Le chef conservateur Stephen Harper s'est mis à rêver tout haut hier d'un gouvernement «fort» - tout en se gardant bien de prononcer le mot majoritaire -, afin, a-t-il affirmé, de donner une chance au pays de sortir indemne des remous économiques qui secouent nos voisins du Sud.

«Nous souhaitons obtenir un mandat fort, a-t-il dit dans une école de charpentiers à St. John. Vous connaissez mes prédictions pour ces élections? Je ne vais pas les changer (NDLR: M. Harper avait prédit un gouvernement minoritaire le 7 septembre dernier). Mais nous essayons d'obtenir le mandat le plus fort possible. Je pense que le pays se porterait mieux si nous avions un mandat fort plutôt qu'un Parlement faible.»

 

Visiblement piqué au vif par ses adversaires lors des débats télévisés en français et en anglais de la veille et de l'avant-veille, en particulier par les accusations de laisser-faire économique que lui ont mitraillées Gilles Duceppe, Stéphane Dion, Jack Layton et Elizabeth May, M. Harper a quelque peu réajusté son message, hier.

Il a d'abord souligné les différences entre les économies canadienne et américaine, en particulier la permanence de la croissance de l'économie canadienne, et il a ensuite annoncé une nouvelle mesure pour les apprentis qui font leurs études dans des disciplines où il y a pénurie de main-d'oeuvre qualifiée (charpentiers, mécaniciens, soudeurs, etc.), soit une prime de 2000$ versée à la fin de la formation. Mais le chef conservateur a pris bien soin de lier cette mesure à un plus vaste plan gouvernemental destiné justement à réagir à des situations comme la crise financière américaine.

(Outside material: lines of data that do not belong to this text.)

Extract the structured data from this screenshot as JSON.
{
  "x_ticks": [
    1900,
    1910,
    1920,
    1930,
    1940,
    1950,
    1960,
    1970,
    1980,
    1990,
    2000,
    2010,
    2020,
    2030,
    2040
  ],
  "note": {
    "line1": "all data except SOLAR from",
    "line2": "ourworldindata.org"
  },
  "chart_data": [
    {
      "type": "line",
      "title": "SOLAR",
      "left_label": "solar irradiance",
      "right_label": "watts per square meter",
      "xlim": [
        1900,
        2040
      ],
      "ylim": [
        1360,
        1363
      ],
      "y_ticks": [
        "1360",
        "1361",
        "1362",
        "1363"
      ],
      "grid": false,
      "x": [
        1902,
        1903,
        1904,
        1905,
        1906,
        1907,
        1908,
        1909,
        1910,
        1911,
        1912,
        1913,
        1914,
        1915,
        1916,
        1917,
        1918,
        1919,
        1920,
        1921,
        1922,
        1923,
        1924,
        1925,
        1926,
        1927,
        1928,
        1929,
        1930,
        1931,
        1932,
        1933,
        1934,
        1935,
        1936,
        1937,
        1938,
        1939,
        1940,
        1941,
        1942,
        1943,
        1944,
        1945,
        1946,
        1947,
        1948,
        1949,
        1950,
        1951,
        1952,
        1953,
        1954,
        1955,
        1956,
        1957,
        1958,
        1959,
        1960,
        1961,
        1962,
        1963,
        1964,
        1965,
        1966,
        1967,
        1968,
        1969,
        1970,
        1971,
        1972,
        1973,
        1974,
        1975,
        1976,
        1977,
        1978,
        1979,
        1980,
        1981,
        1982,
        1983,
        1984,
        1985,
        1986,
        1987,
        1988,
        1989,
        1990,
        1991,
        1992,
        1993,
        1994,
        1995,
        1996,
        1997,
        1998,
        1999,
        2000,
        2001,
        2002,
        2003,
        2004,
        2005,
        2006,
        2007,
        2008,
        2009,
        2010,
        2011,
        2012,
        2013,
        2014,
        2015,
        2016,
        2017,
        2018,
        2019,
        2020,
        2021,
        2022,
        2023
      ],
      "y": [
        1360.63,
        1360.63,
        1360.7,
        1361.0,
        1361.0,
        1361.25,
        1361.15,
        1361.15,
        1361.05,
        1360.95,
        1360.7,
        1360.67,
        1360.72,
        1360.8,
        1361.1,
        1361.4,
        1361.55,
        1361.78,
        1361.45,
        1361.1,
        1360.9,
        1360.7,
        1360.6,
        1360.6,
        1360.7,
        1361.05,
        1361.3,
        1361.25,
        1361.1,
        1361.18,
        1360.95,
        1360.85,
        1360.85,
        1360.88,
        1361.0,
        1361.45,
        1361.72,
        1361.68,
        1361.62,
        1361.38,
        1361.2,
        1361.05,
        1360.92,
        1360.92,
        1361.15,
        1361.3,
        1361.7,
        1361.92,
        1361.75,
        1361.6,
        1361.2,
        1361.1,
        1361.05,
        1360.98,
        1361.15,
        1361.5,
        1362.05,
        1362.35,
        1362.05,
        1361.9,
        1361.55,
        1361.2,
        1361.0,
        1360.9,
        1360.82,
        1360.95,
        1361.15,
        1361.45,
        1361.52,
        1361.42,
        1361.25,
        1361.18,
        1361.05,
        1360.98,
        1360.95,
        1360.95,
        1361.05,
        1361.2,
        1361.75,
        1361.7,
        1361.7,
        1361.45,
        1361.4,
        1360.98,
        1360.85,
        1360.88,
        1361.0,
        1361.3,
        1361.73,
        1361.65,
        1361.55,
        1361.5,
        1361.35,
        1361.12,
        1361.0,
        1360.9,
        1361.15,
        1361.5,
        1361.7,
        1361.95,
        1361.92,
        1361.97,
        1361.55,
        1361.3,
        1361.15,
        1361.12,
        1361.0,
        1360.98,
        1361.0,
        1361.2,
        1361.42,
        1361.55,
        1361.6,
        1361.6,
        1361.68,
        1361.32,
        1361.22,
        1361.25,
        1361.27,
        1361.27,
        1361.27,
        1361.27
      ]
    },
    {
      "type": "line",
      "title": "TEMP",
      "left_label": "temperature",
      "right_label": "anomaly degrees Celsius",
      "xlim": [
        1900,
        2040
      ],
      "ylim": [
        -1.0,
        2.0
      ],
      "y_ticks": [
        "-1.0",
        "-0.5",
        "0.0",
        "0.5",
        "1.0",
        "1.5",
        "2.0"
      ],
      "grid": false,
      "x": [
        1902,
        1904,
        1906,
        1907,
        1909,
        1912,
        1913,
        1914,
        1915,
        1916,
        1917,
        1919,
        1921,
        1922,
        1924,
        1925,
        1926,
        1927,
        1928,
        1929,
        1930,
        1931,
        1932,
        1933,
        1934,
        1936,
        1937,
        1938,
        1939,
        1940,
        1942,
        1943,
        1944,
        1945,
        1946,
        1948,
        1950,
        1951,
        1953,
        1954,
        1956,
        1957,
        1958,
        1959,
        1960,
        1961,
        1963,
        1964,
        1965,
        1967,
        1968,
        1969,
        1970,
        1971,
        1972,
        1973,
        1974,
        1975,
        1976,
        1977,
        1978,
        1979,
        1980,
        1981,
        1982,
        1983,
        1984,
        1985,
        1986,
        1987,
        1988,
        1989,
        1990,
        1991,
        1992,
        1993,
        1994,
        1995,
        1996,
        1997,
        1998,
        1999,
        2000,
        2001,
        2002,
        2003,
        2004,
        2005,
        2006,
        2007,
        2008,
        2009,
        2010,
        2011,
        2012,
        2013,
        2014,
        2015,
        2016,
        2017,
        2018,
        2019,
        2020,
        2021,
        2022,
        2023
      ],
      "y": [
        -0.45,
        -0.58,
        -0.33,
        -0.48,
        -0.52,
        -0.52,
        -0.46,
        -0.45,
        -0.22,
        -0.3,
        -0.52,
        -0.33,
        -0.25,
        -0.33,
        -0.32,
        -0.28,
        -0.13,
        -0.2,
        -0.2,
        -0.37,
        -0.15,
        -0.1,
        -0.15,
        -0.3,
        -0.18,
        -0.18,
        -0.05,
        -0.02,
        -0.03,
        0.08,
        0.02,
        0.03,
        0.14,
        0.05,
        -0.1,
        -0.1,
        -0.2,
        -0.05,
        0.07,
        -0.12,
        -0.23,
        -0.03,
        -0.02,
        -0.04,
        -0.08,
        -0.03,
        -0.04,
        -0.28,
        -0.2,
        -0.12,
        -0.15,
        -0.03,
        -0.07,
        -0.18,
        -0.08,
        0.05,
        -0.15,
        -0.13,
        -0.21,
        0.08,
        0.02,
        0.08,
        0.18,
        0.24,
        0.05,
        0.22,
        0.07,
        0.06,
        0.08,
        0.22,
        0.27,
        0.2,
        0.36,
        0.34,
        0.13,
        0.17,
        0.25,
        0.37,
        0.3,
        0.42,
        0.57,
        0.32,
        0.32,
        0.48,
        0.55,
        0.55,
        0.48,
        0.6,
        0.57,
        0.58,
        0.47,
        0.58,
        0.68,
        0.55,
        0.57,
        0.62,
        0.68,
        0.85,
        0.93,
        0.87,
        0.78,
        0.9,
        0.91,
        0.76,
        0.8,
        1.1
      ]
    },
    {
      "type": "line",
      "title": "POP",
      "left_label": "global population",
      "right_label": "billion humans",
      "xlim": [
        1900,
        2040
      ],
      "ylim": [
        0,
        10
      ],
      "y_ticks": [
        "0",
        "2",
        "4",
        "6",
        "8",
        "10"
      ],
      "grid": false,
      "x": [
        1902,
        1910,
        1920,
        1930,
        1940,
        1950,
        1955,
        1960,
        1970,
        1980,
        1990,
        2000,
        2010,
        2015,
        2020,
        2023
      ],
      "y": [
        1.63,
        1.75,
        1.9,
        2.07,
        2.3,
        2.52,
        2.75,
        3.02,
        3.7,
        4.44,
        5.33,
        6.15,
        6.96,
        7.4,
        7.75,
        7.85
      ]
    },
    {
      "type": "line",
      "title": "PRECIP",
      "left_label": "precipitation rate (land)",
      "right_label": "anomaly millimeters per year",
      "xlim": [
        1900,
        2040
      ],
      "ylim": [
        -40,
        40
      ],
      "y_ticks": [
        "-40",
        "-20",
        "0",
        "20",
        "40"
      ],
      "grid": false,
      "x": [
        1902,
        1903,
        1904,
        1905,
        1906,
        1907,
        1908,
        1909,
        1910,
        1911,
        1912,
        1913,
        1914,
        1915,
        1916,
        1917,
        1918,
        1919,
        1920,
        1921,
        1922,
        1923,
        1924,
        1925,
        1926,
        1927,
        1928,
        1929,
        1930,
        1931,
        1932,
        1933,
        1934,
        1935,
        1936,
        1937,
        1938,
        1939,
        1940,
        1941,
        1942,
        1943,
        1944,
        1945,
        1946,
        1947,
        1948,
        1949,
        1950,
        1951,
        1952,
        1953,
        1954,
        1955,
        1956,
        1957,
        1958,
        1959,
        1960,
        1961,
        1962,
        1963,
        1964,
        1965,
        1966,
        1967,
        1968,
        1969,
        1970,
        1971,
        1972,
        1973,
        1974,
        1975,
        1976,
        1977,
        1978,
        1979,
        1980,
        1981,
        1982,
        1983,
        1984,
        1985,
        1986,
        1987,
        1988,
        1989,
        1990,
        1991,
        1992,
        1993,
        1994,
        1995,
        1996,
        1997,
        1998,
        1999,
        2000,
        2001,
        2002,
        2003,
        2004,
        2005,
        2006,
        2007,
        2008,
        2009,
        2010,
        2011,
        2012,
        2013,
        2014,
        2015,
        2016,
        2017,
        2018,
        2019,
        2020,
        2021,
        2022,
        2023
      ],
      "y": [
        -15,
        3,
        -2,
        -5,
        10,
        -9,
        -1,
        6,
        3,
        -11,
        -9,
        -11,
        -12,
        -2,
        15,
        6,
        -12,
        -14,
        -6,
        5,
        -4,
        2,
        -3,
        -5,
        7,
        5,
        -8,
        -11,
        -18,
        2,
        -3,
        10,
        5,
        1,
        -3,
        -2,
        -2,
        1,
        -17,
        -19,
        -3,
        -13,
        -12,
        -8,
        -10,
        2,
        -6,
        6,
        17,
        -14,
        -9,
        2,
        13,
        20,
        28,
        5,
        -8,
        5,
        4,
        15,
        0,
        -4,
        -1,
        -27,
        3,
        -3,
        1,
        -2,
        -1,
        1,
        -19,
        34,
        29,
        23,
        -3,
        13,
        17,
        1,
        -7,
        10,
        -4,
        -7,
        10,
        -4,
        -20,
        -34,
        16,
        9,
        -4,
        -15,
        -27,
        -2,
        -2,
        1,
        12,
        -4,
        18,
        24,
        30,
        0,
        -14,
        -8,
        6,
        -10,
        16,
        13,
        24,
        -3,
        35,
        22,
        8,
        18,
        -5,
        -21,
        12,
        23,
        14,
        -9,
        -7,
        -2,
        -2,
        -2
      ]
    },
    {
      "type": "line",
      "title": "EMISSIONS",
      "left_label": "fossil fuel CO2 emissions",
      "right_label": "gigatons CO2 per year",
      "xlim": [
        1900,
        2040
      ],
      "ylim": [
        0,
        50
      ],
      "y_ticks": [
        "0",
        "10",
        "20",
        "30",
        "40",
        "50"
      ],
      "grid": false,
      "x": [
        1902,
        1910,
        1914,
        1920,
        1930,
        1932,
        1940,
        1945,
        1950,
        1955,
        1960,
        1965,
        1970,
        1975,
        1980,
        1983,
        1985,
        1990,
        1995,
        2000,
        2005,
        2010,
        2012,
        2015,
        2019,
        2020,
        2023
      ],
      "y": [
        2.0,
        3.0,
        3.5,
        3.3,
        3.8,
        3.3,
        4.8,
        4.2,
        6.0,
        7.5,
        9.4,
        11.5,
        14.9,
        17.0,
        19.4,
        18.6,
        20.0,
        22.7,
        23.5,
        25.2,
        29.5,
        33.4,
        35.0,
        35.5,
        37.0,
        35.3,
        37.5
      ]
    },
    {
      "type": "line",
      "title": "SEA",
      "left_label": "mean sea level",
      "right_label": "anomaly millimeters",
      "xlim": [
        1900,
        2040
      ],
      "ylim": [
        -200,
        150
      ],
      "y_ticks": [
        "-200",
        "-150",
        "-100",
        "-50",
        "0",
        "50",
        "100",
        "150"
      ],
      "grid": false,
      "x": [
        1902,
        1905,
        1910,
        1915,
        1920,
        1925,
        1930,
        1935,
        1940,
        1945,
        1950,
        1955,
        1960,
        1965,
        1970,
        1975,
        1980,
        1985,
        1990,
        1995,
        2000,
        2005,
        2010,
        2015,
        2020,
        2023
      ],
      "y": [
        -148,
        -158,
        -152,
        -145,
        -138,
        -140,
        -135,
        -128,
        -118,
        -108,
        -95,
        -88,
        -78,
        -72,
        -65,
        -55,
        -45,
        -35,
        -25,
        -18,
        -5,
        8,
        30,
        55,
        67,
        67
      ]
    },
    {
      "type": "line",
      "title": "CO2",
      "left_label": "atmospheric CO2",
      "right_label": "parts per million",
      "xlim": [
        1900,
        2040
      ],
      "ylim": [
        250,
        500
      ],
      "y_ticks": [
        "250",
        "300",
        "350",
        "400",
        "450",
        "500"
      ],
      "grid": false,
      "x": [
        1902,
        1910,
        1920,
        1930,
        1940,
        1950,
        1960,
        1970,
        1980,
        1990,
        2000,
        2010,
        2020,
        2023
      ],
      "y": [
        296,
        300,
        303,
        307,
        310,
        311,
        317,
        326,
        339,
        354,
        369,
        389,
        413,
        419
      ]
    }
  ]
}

M. Harper a précisé que ce plan n'était pas nouveau, qu'il ne tenait pas là un nouveau langage (au lendemain des débats), que depuis longtemps sa gestion de l'économie avait été planifiée pour le long terme et que toutes les nouvelles annonces faites au cours de la campagne, comme celle d'hier, s'additionnaient à son plan d'origine. M. Harper a d'ailleurs rappelé les efforts de son gouvernement pour aider les secteurs manufacturier et forestier, des investissements respectifs de 9 et 2,5 milliards de dollars, selon son entourage.

«J'ai déjà dit que nous avions un plan, que nous avons agi pour contrer l'incertitude économique mondiale, a-t-il déclaré. Lorsque j'ai déclenché les élections, j'ai dit que l'enjeu était de choisir un gouvernement capable de gérer l'économie en ces périodes troubles.»

Le Congrès américain et Dion

Comparé maintes fois à George W. Bush lors des débats, M. Harper a également tenté hier de se démarquer du président républicain en affirmant que les législateurs américains «ont paniqué» face à la crise financière en sortant tous les jours un nouveau plan de sauvetage. Il les a comparés en cela au chef libéral Stéphane Dion, «qui a paniqué et qui a promis un plan 30 jours après les élections», a-t-il lancé.

«Qu'est-ce que l'opposition a à vous offrir? Tout ce qu'elle vous a offert ces deux derniers soirs, c'est quatre heures d'attaques contre le gouvernement», a tonné M. Harper.

À Edmundston en fin d'après-midi, le chef conservateur s'en est aussi pris directement au chef du Bloc québécois, Gilles Duceppe, qui demande aux Québécois «de voter pour ne jamais faire partie du gouvernement». «Posez-vous la question, a-t-il enchaîné. En quoi ça va vous aider d'être dans l'opposition pendant cette période d'incertitude mondiale?»

M. Harper a alors déclaré qu'il croyait qu'il allait former le gouvernement après le 14 octobre prochain.

«Ce que je demande aux Canadiens, a-t-il conclu, c'est simplement ceci: votez pour le parti qui, selon vous, peut gérer l'économie. Si vous pensez que nous pouvons gérer l'économie, s'il vous plaît, nous avons besoin de votre vote. Si vous pensez que les autres peuvent gérer l'économie, alors votez pour eux. Mais surtout, n'allez pas voter seulement pour avoir une opposition (...). Nous n'avons pas besoin d'un Parlement qui fonctionne comme le Congrès américain.»